As for other sectors, construction is doing very well, at the highest level in seven years. Car sales are very strong, but manufacturing is at its weakest in two years. This reflects the layoffs in the energy industry, and there may be some additional downturns coming in that sector.
The external sector
Exports are not doing well. The dollar is strong, and President Obama’s export doubling plan of a few years back went nowhere. As reflected in the debate on the Trade Promotion Authority (TPA), publics remain very suspicious of globalization and trade agreements.
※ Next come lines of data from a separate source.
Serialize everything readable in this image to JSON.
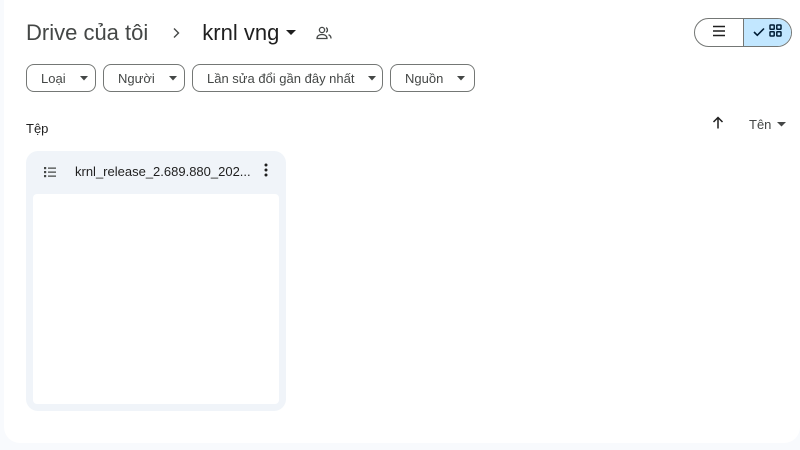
{
  "breadcrumb": {
    "root": "Drive của tôi",
    "current": "krnl vng",
    "separator_icon": "chevron-right-icon",
    "caret_icon": "caret-down-icon",
    "shared_icon": "shared-folder-icon"
  },
  "view_toggle": {
    "list_icon": "list-view-icon",
    "grid_icon": "grid-view-icon",
    "active": "grid"
  },
  "filters": [
    {
      "label": "Loại"
    },
    {
      "label": "Người"
    },
    {
      "label": "Lần sửa đổi gần đây nhất"
    },
    {
      "label": "Nguồn"
    }
  ],
  "section": {
    "title": "Tệp",
    "sort_direction_icon": "arrow-up-icon",
    "sort_by": "Tên"
  },
  "files": [
    {
      "name": "krnl_release_2.689.880_202...",
      "icon": "text-file-icon"
    }
  ],
  "colors": {
    "accent": "#c2e7ff",
    "card_bg": "#f0f4f9",
    "page_bg": "#f8fafd"
  }
}
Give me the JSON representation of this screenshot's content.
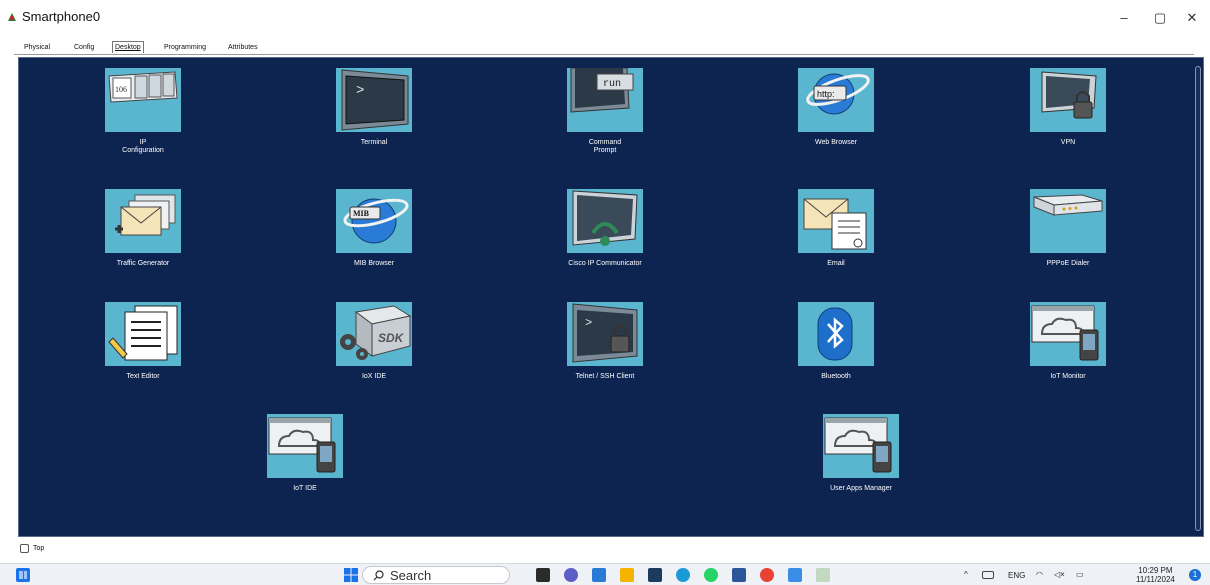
{
  "window": {
    "title": "Smartphone0",
    "controls": {
      "minimize": "–",
      "restore": "▢",
      "close": "✕"
    }
  },
  "tabs": [
    {
      "label": "Physical"
    },
    {
      "label": "Config"
    },
    {
      "label": "Desktop",
      "active": true
    },
    {
      "label": "Programming"
    },
    {
      "label": "Attributes"
    }
  ],
  "apps": [
    {
      "label": "IP\nConfiguration",
      "icon": "ip-configuration-icon",
      "tile_text": "106"
    },
    {
      "label": "Terminal",
      "icon": "terminal-icon",
      "tile_text": ">"
    },
    {
      "label": "Command\nPrompt",
      "icon": "command-prompt-icon",
      "tile_text": "run"
    },
    {
      "label": "Web Browser",
      "icon": "web-browser-icon",
      "tile_text": "http:"
    },
    {
      "label": "VPN",
      "icon": "vpn-icon"
    },
    {
      "label": "Traffic Generator",
      "icon": "traffic-generator-icon"
    },
    {
      "label": "MIB Browser",
      "icon": "mib-browser-icon",
      "tile_text": "MIB"
    },
    {
      "label": "Cisco IP Communicator",
      "icon": "cisco-ip-communicator-icon"
    },
    {
      "label": "Email",
      "icon": "email-icon"
    },
    {
      "label": "PPPoE Dialer",
      "icon": "pppoe-dialer-icon"
    },
    {
      "label": "Text Editor",
      "icon": "text-editor-icon"
    },
    {
      "label": "IoX IDE",
      "icon": "iox-ide-icon",
      "tile_text": "SDK"
    },
    {
      "label": "Telnet / SSH Client",
      "icon": "telnet-ssh-client-icon",
      "tile_text": ">"
    },
    {
      "label": "Bluetooth",
      "icon": "bluetooth-icon"
    },
    {
      "label": "IoT Monitor",
      "icon": "iot-monitor-icon"
    },
    {
      "label": "IoT IDE",
      "icon": "iot-ide-icon"
    },
    {
      "label": "User Apps Manager",
      "icon": "user-apps-manager-icon"
    }
  ],
  "footer": {
    "top_checkbox_label": "Top",
    "top_checked": false
  },
  "taskbar": {
    "search_text": "Search",
    "language": "ENG",
    "time": "10:29 PM",
    "date": "11/11/2024",
    "notifications": "1"
  },
  "colors": {
    "desktop_bg": "#0e2450",
    "tile_bg": "#5ab6ce",
    "label_text": "#ffffff"
  }
}
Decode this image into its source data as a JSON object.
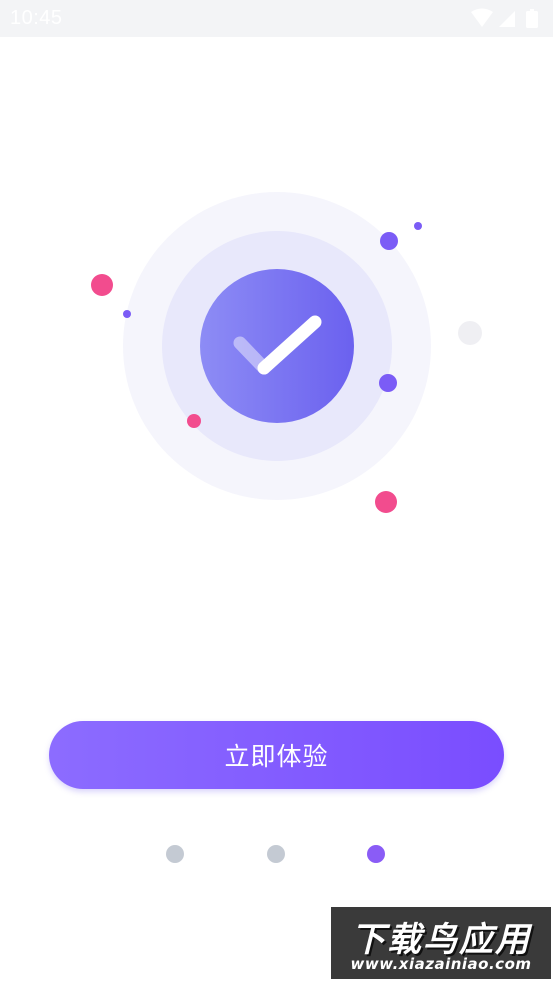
{
  "status_bar": {
    "time": "10:45",
    "icons": [
      "wifi-icon",
      "cellular-signal-icon",
      "battery-icon"
    ]
  },
  "illustration": {
    "icon": "checkmark-icon",
    "colors": {
      "outer_ring": "#f5f5fc",
      "inner_ring": "#e8e8fb",
      "disc_start": "#8d8cf5",
      "disc_end": "#6b61ef",
      "pink": "#f24c8e",
      "purple": "#7b5cf6",
      "gray": "#efeff3"
    }
  },
  "cta": {
    "label": "立即体验",
    "color_start": "#8c6cff",
    "color_end": "#7a4dff"
  },
  "page_indicator": {
    "count": 3,
    "active_index": 2,
    "active_color": "#8a5cf6",
    "inactive_color": "#c4cad3"
  },
  "watermark": {
    "title": "下载鸟应用",
    "url": "www.xiazainiao.com"
  }
}
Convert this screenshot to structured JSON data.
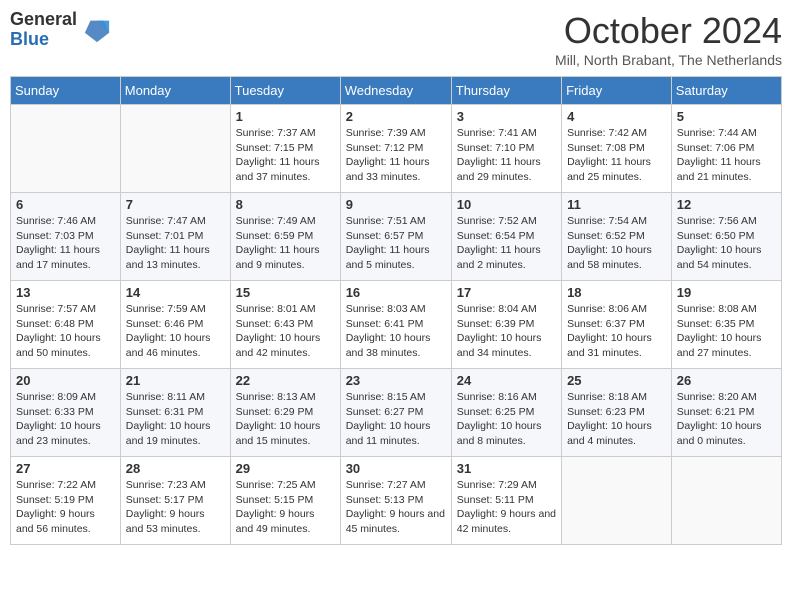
{
  "logo": {
    "general": "General",
    "blue": "Blue"
  },
  "header": {
    "month": "October 2024",
    "location": "Mill, North Brabant, The Netherlands"
  },
  "weekdays": [
    "Sunday",
    "Monday",
    "Tuesday",
    "Wednesday",
    "Thursday",
    "Friday",
    "Saturday"
  ],
  "weeks": [
    [
      {
        "day": "",
        "detail": ""
      },
      {
        "day": "",
        "detail": ""
      },
      {
        "day": "1",
        "detail": "Sunrise: 7:37 AM\nSunset: 7:15 PM\nDaylight: 11 hours and 37 minutes."
      },
      {
        "day": "2",
        "detail": "Sunrise: 7:39 AM\nSunset: 7:12 PM\nDaylight: 11 hours and 33 minutes."
      },
      {
        "day": "3",
        "detail": "Sunrise: 7:41 AM\nSunset: 7:10 PM\nDaylight: 11 hours and 29 minutes."
      },
      {
        "day": "4",
        "detail": "Sunrise: 7:42 AM\nSunset: 7:08 PM\nDaylight: 11 hours and 25 minutes."
      },
      {
        "day": "5",
        "detail": "Sunrise: 7:44 AM\nSunset: 7:06 PM\nDaylight: 11 hours and 21 minutes."
      }
    ],
    [
      {
        "day": "6",
        "detail": "Sunrise: 7:46 AM\nSunset: 7:03 PM\nDaylight: 11 hours and 17 minutes."
      },
      {
        "day": "7",
        "detail": "Sunrise: 7:47 AM\nSunset: 7:01 PM\nDaylight: 11 hours and 13 minutes."
      },
      {
        "day": "8",
        "detail": "Sunrise: 7:49 AM\nSunset: 6:59 PM\nDaylight: 11 hours and 9 minutes."
      },
      {
        "day": "9",
        "detail": "Sunrise: 7:51 AM\nSunset: 6:57 PM\nDaylight: 11 hours and 5 minutes."
      },
      {
        "day": "10",
        "detail": "Sunrise: 7:52 AM\nSunset: 6:54 PM\nDaylight: 11 hours and 2 minutes."
      },
      {
        "day": "11",
        "detail": "Sunrise: 7:54 AM\nSunset: 6:52 PM\nDaylight: 10 hours and 58 minutes."
      },
      {
        "day": "12",
        "detail": "Sunrise: 7:56 AM\nSunset: 6:50 PM\nDaylight: 10 hours and 54 minutes."
      }
    ],
    [
      {
        "day": "13",
        "detail": "Sunrise: 7:57 AM\nSunset: 6:48 PM\nDaylight: 10 hours and 50 minutes."
      },
      {
        "day": "14",
        "detail": "Sunrise: 7:59 AM\nSunset: 6:46 PM\nDaylight: 10 hours and 46 minutes."
      },
      {
        "day": "15",
        "detail": "Sunrise: 8:01 AM\nSunset: 6:43 PM\nDaylight: 10 hours and 42 minutes."
      },
      {
        "day": "16",
        "detail": "Sunrise: 8:03 AM\nSunset: 6:41 PM\nDaylight: 10 hours and 38 minutes."
      },
      {
        "day": "17",
        "detail": "Sunrise: 8:04 AM\nSunset: 6:39 PM\nDaylight: 10 hours and 34 minutes."
      },
      {
        "day": "18",
        "detail": "Sunrise: 8:06 AM\nSunset: 6:37 PM\nDaylight: 10 hours and 31 minutes."
      },
      {
        "day": "19",
        "detail": "Sunrise: 8:08 AM\nSunset: 6:35 PM\nDaylight: 10 hours and 27 minutes."
      }
    ],
    [
      {
        "day": "20",
        "detail": "Sunrise: 8:09 AM\nSunset: 6:33 PM\nDaylight: 10 hours and 23 minutes."
      },
      {
        "day": "21",
        "detail": "Sunrise: 8:11 AM\nSunset: 6:31 PM\nDaylight: 10 hours and 19 minutes."
      },
      {
        "day": "22",
        "detail": "Sunrise: 8:13 AM\nSunset: 6:29 PM\nDaylight: 10 hours and 15 minutes."
      },
      {
        "day": "23",
        "detail": "Sunrise: 8:15 AM\nSunset: 6:27 PM\nDaylight: 10 hours and 11 minutes."
      },
      {
        "day": "24",
        "detail": "Sunrise: 8:16 AM\nSunset: 6:25 PM\nDaylight: 10 hours and 8 minutes."
      },
      {
        "day": "25",
        "detail": "Sunrise: 8:18 AM\nSunset: 6:23 PM\nDaylight: 10 hours and 4 minutes."
      },
      {
        "day": "26",
        "detail": "Sunrise: 8:20 AM\nSunset: 6:21 PM\nDaylight: 10 hours and 0 minutes."
      }
    ],
    [
      {
        "day": "27",
        "detail": "Sunrise: 7:22 AM\nSunset: 5:19 PM\nDaylight: 9 hours and 56 minutes."
      },
      {
        "day": "28",
        "detail": "Sunrise: 7:23 AM\nSunset: 5:17 PM\nDaylight: 9 hours and 53 minutes."
      },
      {
        "day": "29",
        "detail": "Sunrise: 7:25 AM\nSunset: 5:15 PM\nDaylight: 9 hours and 49 minutes."
      },
      {
        "day": "30",
        "detail": "Sunrise: 7:27 AM\nSunset: 5:13 PM\nDaylight: 9 hours and 45 minutes."
      },
      {
        "day": "31",
        "detail": "Sunrise: 7:29 AM\nSunset: 5:11 PM\nDaylight: 9 hours and 42 minutes."
      },
      {
        "day": "",
        "detail": ""
      },
      {
        "day": "",
        "detail": ""
      }
    ]
  ]
}
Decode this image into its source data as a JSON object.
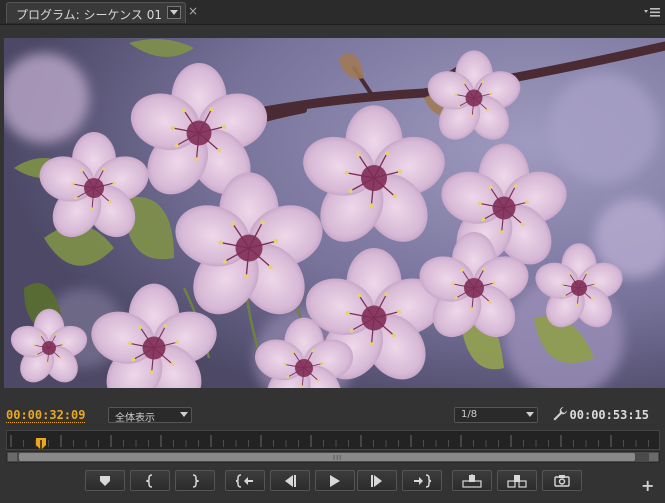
{
  "panel": {
    "tab_title": "プログラム: シーケンス 01",
    "close_glyph": "×"
  },
  "timecode": {
    "current": "00:00:32:09",
    "duration": "00:00:53:15"
  },
  "zoom_select": {
    "value": "全体表示"
  },
  "resolution_select": {
    "value": "1/8"
  },
  "timeline": {
    "playhead_fraction": 0.05,
    "scroll_grip": "III"
  },
  "transport": [
    {
      "id": "add-marker-button",
      "icon": "marker-icon"
    },
    {
      "id": "mark-in-button",
      "icon": "mark-in-icon"
    },
    {
      "id": "mark-out-button",
      "icon": "mark-out-icon"
    },
    {
      "id": "go-to-in-button",
      "icon": "go-to-in-icon"
    },
    {
      "id": "step-back-button",
      "icon": "step-back-icon"
    },
    {
      "id": "play-button",
      "icon": "play-icon"
    },
    {
      "id": "step-forward-button",
      "icon": "step-forward-icon"
    },
    {
      "id": "go-to-out-button",
      "icon": "go-to-out-icon"
    },
    {
      "id": "lift-button",
      "icon": "lift-icon"
    },
    {
      "id": "extract-button",
      "icon": "extract-icon"
    },
    {
      "id": "export-frame-button",
      "icon": "camera-icon"
    }
  ],
  "add_button_glyph": "+",
  "colors": {
    "current_timecode": "#e8a825",
    "panel_bg": "#333333",
    "blossom": "#d7b9d6"
  }
}
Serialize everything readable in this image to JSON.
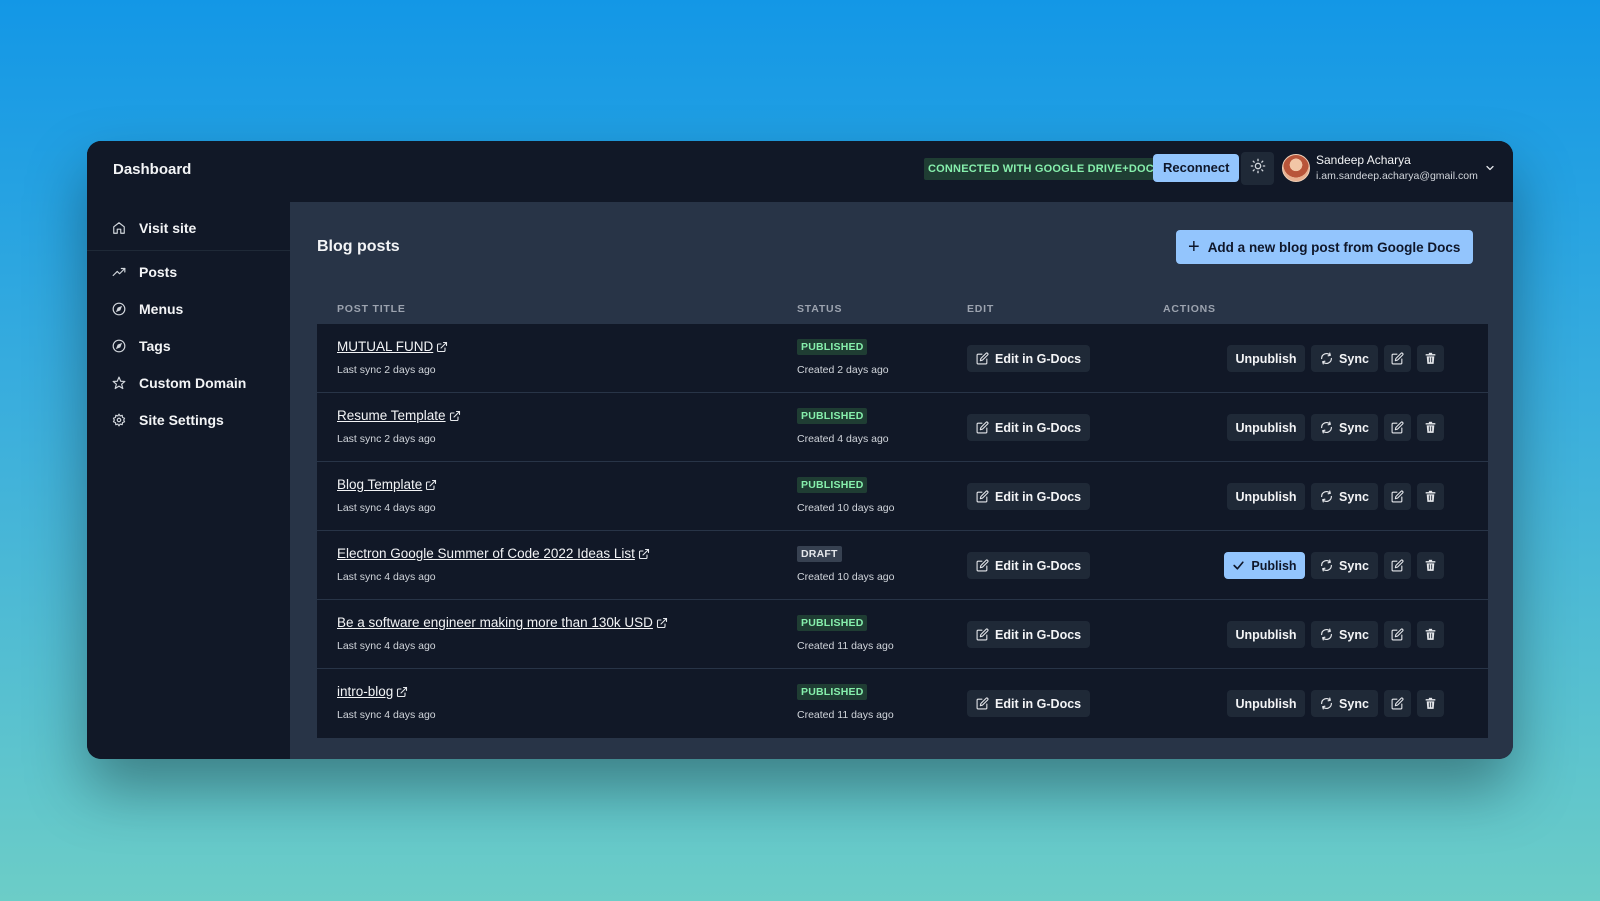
{
  "header": {
    "title": "Dashboard",
    "connection_status": "CONNECTED WITH GOOGLE DRIVE+DOCS",
    "reconnect_label": "Reconnect",
    "theme_icon": "sun-icon",
    "user": {
      "name": "Sandeep Acharya",
      "email": "i.am.sandeep.acharya@gmail.com"
    }
  },
  "sidebar": {
    "items": [
      {
        "label": "Visit site",
        "icon": "home-icon"
      },
      {
        "label": "Posts",
        "icon": "trending-up-icon"
      },
      {
        "label": "Menus",
        "icon": "compass-icon"
      },
      {
        "label": "Tags",
        "icon": "compass-icon"
      },
      {
        "label": "Custom Domain",
        "icon": "star-icon"
      },
      {
        "label": "Site Settings",
        "icon": "gear-icon"
      }
    ]
  },
  "main": {
    "title": "Blog posts",
    "add_button_label": "Add a new blog post from Google Docs",
    "columns": {
      "title": "POST TITLE",
      "status": "STATUS",
      "edit": "EDIT",
      "actions": "ACTIONS"
    },
    "edit_label": "Edit in G-Docs",
    "sync_label": "Sync",
    "posts": [
      {
        "title": "MUTUAL FUND",
        "last_sync": "Last sync 2 days ago",
        "status": "PUBLISHED",
        "created": "Created 2 days ago",
        "action": "Unpublish"
      },
      {
        "title": "Resume Template",
        "last_sync": "Last sync 2 days ago",
        "status": "PUBLISHED",
        "created": "Created 4 days ago",
        "action": "Unpublish"
      },
      {
        "title": "Blog Template",
        "last_sync": "Last sync 4 days ago",
        "status": "PUBLISHED",
        "created": "Created 10 days ago",
        "action": "Unpublish"
      },
      {
        "title": "Electron Google Summer of Code 2022 Ideas List",
        "last_sync": "Last sync 4 days ago",
        "status": "DRAFT",
        "created": "Created 10 days ago",
        "action": "Publish"
      },
      {
        "title": "Be a software engineer making more than 130k USD",
        "last_sync": "Last sync 4 days ago",
        "status": "PUBLISHED",
        "created": "Created 11 days ago",
        "action": "Unpublish"
      },
      {
        "title": "intro-blog",
        "last_sync": "Last sync 4 days ago",
        "status": "PUBLISHED",
        "created": "Created 11 days ago",
        "action": "Unpublish"
      }
    ]
  },
  "colors": {
    "accent": "#93c5fd",
    "published_badge_bg": "#1f3d33",
    "published_badge_text": "#86efac",
    "panel_bg": "#111827",
    "main_bg": "#283447"
  }
}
The political debate on trade will be replayed in the approval process for the TransPacific Partnership, probably with an outcome almost identical with the TPA. As the TPP involves many economies already with free trade agreements with the United States – with the notable exception of Japan - the actual economic impact of the current TPP, as opposed to its longer-term significance as a benchmark for later deeper trade agreements, will be limited.
Politics adding to uncertainty
Turning to government, the political will for stimulus at the beginning of the GFC dissipated quickly, and reduced government spending, reflecting budget compromises between the Administration and Congressional Republicans was a drag on economic growth. Similarly state and local governments were cutting expenditure and jobs. While government is no longer much of a drag compared to 2-3 years ago, there is virtually no fiscal stimulus for the economy.
Because of both economic and political uncertainties, the Fed has continued to delay increasing interest rates. The objective of the Fed is to return to more normal rates, but it is a cautious and conscientious institution and is still waiting further signs of robustness in the US economy.
What is the “new normal?”
The uncertainties in a broader sense reflect a lack of a clear understanding not just about the US economy but what the “new normal” really is in the global sense. For example, what does “employment” mean today compared to the past? In the US, perhaps almost a third of those in the labor force are part of the “1099 economy”, that is consultants and individual contractors rather than company employees in the traditional sense. These may be Uber drivers, real estate agents, Air BnB operators, and maintenance and health workers, for example, with a very different kind of work experience and typically reduced benefits from the past. Is this the future of work?
And are we in a period of “secular savings stagnation” in the advanced economies where investment and savings are simply not aligned. What would be the policy implications of that if savings surpluses and low interest rates are a part of the future for years to come?
In conclusion, the US is a locomotive, maybe the only accelerating locomotive in the global economy, even if the acceleration is somewhat sluggish, irregular, and of uncertain duration. But in spite of some uncertainties, the US remains a main and leading actor in the global economy and will be for years to come. First, its basic political and economic institutions, including the Fed, are very strong. Second, there remain high rates of immigration that refresh society and abate the effects of demographic aging, a headwind affecting many advanced and even emerging economies. Almost 50 million of the 320 million Americans were born overseas – a much higher rate than other major economies. There is continuous circulation through our society. Third, strong educational institutions, and a unique and virtuous relationship between government, business, and the academic world, most famously seen in Silicon Valley, foster continuing innovation in the US economy.